Au tout début des années 1900, le médecin et ostéopathe américain William Sutherland affirmait, à l’encontre d’un credo établi, que les os du crâne ne sont pas fermement fixés, mais peuvent bouger les uns par rapport aux autres. Il aurait également observé un mouvement physiologique subtil sans cause apparente dans le liquide céphalo-rachidien. Cela le conduisit à déclarer que ce mouvement était attribuable à la force vitale fondamentale, le « souffle de vie » (Breath of Life). Il l’a nommé « mouvement respiratoire primaire. Respiratoire, parce qu’il correspondrait à la respiration des tissus vivants. Primaire parce que ce mécanisme en sous-tendrait d’autres, dont le battement cardiaque.
Jusqu’à sa mort en 1954, il a cherché à adapter sa pratique à ses découvertes et en est venu à créer l’ostéopathie crânienne.

Au milieu des années 1970, l’Américain John E. Upledger, également ostéopathe, fit connaissance accidentellement avec le mouvement respiratoire primaire pendant qu’il assistait un chirurgien dans une opération sur la moelle épinière. Très intrigué, il se spécialisa en ostéopathie crânienne et étudia profondément le phénomène, dans le cadre de son travail comme professeur de biomécanique et chercheur à la Michigan State University. Étant d’avis que le rétablissement du mouvement respiratoire primaire pouvait jouer un rôle primordial dans les soins de santé, il décida d’enseigner cette technique à l’ensemble des professionnels de la santé (elle était jusqu’alors réservée aux ostéopathes) sous le nom de CranioSacral Therapy.
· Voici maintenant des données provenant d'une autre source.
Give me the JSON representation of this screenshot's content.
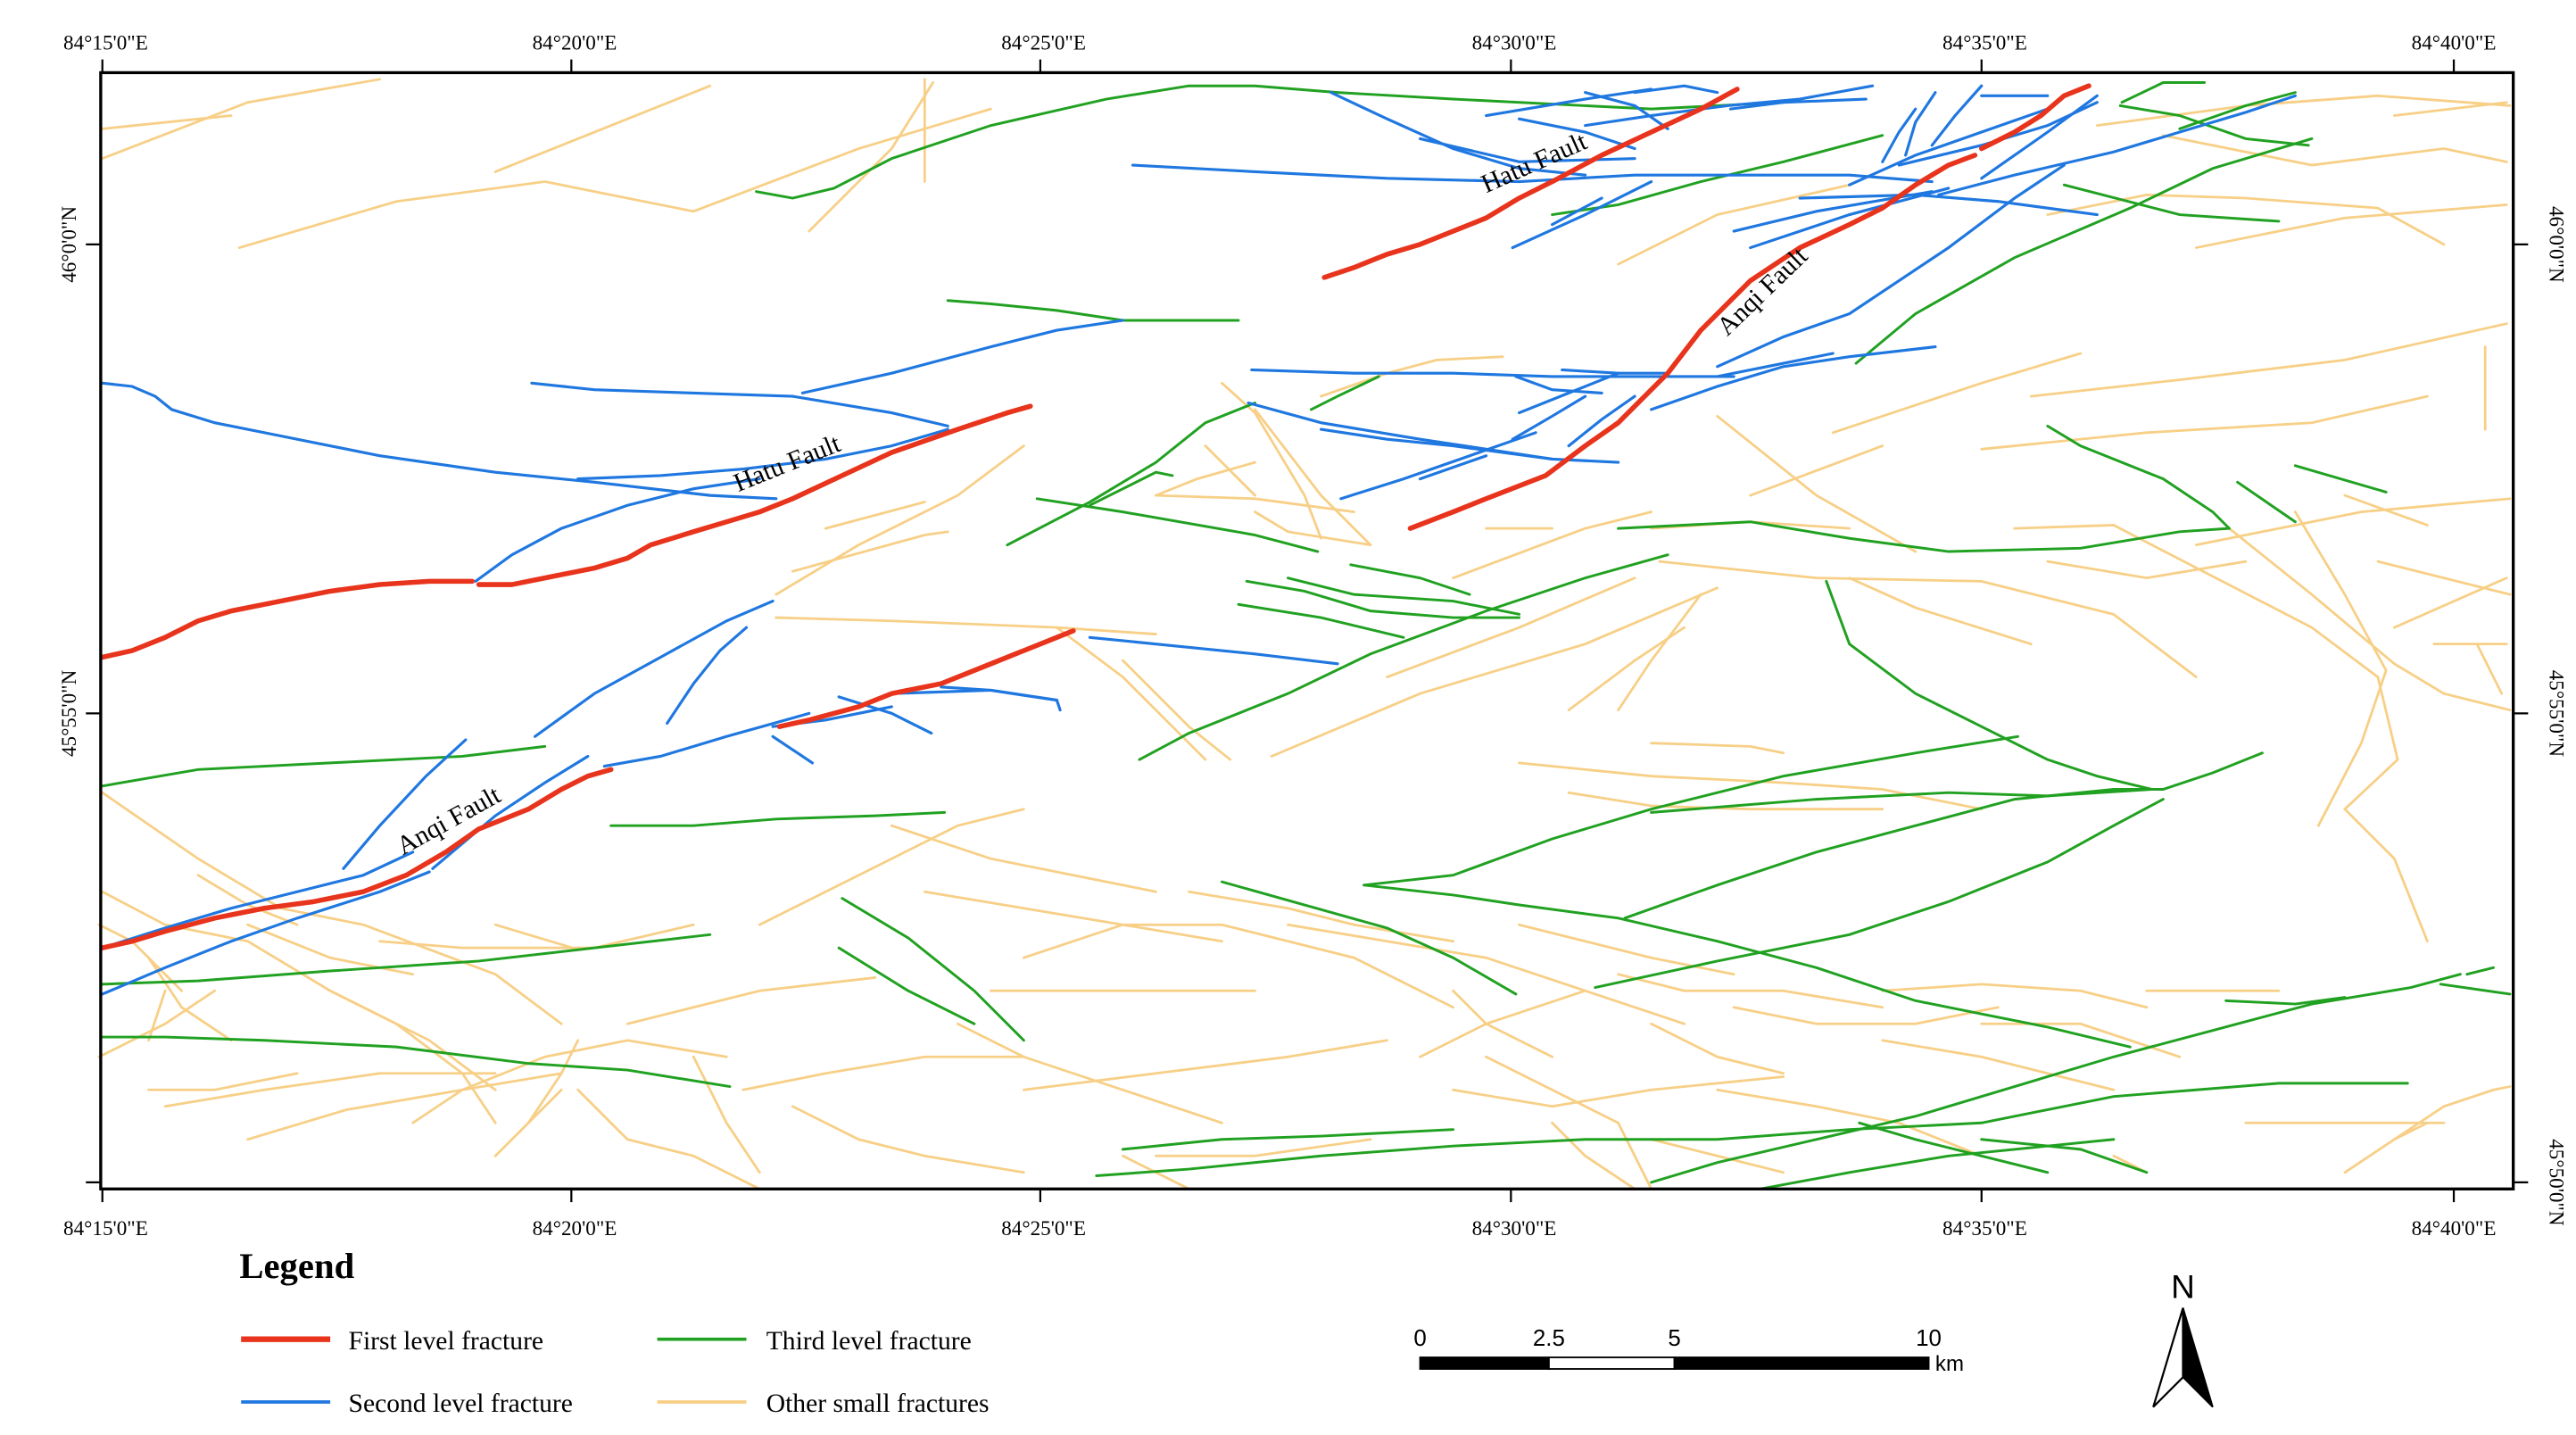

Pour ce faire, il mit sur pied l’Upledger Institute, en Floride, en 1985.

Plusieurs controverses

Mentionnons tout d’abord que la médecine allopathique ne reconnaît pas le mouvement des os crâniens, qui sont censés fusionner après la naissance.

Devant la popularité de la thérapie crânio-sacrée, des chercheurs ont réévalué cette position, mais ont conclu que, d’un point de vue scientifique, on ne peut affirmer avec certitude que les os du crâne sont dotés d’une quelconque mobilité1.
Le milieu médical ne reconnaît pas non plus l’autre fondement de la thérapie craniosacrée, le mouvement respiratoire primaire du liquide céphalo-rachidien, qu’aucun instrument n’a encore réussi à mesurer.